Emmanuel Macron vient d'annoncer une mission d'experts sur, je cite, « les dangers des jeux vidéo et de l'IA pour la santé mentale des adolescents ». Si les conclusions le justifient, le président n'exclut pas d'interdire certains jeux. Résultats attendus en mai-juin 2026. Ça faisait longtemps qu'on n'avait pas accusé les jeux vidéo de tous les maux tiens…
Les jeux vidéo violents dans le viseur
Lors d'une interview accordée au média Brut, le chef de l'État a donc annoncé la création d'une étude scientifique sur l'impact des jeux vidéo chez les jeunes. Le Conseil national du numérique et de l'IA supervisera les travaux pendant deux mois. Macron a ciblé les jeux où l'on passe, je cite, cinq ou six heures par jour à tuer des gens, estimant que ce type de contenu peut conditionner les comportements et réduire les inhibitions. Si les experts établissent un consensus scientifique sur les effets néfastes, le président a prévenu : peut-être qu'il faudra interdire. Un débat récurrent depuis que les jeux vidéo existent.
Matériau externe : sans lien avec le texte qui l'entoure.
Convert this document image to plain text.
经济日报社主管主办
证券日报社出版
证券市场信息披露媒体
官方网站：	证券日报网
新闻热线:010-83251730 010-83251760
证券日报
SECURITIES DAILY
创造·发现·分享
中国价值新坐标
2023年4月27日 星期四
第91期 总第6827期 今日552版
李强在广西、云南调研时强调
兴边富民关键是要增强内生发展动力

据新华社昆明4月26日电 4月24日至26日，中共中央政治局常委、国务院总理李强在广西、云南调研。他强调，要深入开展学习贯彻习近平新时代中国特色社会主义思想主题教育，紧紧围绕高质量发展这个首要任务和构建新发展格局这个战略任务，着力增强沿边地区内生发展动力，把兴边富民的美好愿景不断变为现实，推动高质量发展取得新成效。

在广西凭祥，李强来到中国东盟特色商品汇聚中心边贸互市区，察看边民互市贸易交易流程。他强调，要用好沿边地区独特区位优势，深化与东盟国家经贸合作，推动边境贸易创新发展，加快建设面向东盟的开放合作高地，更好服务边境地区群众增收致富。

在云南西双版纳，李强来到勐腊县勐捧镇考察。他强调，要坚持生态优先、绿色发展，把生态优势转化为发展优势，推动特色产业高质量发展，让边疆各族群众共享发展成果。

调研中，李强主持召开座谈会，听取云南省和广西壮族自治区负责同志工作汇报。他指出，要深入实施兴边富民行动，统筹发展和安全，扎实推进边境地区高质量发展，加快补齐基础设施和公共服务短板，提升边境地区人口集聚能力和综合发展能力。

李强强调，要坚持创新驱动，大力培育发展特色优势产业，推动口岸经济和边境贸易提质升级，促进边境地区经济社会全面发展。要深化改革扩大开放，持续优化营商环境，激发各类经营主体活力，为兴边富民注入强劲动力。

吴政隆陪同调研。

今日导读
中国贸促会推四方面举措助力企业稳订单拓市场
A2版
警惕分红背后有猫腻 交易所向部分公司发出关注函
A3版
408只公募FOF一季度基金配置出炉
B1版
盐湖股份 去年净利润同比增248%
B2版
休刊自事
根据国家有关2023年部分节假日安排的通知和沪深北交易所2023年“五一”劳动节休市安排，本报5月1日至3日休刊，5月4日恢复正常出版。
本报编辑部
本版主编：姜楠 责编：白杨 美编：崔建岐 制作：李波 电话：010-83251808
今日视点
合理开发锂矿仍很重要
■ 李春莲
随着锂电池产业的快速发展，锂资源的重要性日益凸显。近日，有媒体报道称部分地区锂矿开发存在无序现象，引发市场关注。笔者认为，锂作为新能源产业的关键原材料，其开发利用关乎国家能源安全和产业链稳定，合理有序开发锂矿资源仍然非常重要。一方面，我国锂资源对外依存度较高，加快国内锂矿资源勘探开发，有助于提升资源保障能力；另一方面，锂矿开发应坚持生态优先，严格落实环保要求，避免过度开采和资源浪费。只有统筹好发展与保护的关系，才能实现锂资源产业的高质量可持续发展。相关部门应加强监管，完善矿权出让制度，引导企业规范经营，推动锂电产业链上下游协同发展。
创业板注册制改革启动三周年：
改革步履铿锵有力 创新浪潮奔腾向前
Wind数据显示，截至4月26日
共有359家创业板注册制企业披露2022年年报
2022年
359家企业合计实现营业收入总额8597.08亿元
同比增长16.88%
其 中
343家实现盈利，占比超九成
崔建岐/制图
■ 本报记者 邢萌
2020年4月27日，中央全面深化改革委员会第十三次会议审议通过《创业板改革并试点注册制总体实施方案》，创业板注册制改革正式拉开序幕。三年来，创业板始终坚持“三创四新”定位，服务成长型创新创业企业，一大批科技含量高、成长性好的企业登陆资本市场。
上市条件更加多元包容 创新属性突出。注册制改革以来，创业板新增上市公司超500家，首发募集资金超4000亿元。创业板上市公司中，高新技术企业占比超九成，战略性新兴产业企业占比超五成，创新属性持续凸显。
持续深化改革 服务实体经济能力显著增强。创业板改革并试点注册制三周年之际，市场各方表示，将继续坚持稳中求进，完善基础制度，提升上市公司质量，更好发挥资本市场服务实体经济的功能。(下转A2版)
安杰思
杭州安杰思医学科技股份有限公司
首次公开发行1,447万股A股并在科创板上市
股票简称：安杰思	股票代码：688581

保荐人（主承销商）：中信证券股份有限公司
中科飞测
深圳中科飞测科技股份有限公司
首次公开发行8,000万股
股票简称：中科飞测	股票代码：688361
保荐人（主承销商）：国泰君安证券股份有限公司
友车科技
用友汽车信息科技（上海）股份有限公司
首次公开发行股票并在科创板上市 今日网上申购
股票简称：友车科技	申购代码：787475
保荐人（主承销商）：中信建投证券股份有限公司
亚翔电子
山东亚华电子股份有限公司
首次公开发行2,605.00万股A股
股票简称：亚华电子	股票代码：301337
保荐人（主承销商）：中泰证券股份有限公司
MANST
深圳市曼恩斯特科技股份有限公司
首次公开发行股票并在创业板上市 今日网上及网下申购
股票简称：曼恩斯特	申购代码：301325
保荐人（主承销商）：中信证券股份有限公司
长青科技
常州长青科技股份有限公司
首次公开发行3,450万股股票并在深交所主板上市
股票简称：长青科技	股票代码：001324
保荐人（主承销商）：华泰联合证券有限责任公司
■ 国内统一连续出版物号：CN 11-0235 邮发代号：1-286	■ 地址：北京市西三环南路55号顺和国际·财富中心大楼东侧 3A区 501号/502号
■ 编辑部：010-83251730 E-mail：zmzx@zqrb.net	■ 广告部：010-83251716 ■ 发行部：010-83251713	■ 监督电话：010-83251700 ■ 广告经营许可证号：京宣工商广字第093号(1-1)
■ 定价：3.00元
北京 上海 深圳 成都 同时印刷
L'IA inquiète aussi le président
Autre sujet posé sur la table : les agents conversationnels propulsés par l'intelligence artificielle. Deux psychiatres, les professeurs Raphaël Gaillard et Amine Benyamina (spécialiste des addictions), sont chargés d'analyser si ces outils génèrent des troubles ou de la souffrance chez les adolescents. Le président a pointé le fait que ces IA imitent l'empathie humaine et se comportent comme un ami. Ce qui renforcerait l'isolement de certains jeunes.
Les réseaux sociaux interdits aux moins de 15 ans
Cette annonce fait partie d'une offensive plus large contre les écrans. Macron défend toujours son projet phare, à savoir interdire les réseaux sociaux aux moins de 15 ans, avec vérification de l'âge et anonymat préservé. Il pousse aussi l'Union européenne à imposer un label « fait avec l'IA » sur tous les contenus générés artificiellement.
L'IA aussi dans le viseur
On en dit quoi ?
Protéger les ados des écrans, personne n'est contre. Le problème, c'est le flou habituel qui entoure tout ça. Quels jeux seraient concernés ? Call of Duty ? Fortnite ? Qui décide ? Et c'est quoi le sujet concrètement ? Interdire littéralement ces jeux ? Limiter le nombre d'heures de jeu par jour ? Dans un pays riche d'une création et d'une culture autour du jeu vidéo, c'est assez vertigineux. Franchement, deux mois pour réguler un secteur de plusieurs milliards d'euros, ça n'a aucun sens, d'autant plus que des études sur la « nocivité » supposée des jeux vidéo, il y en a déjà eu des tas. Difficile de les résumer en quelques lignes, mais globalement les études ont toujours montré un consensus assez nuancé, avec un lien faible entre jeux violents et hausse de l'agressivité chez les jeunes. Le vrai problème, c'est l'addiction en général, mais cibler le jeu en tant que tel, c'est usant. On espère que les experts auront le dernier mot, et pas les communicants de l'Élysée.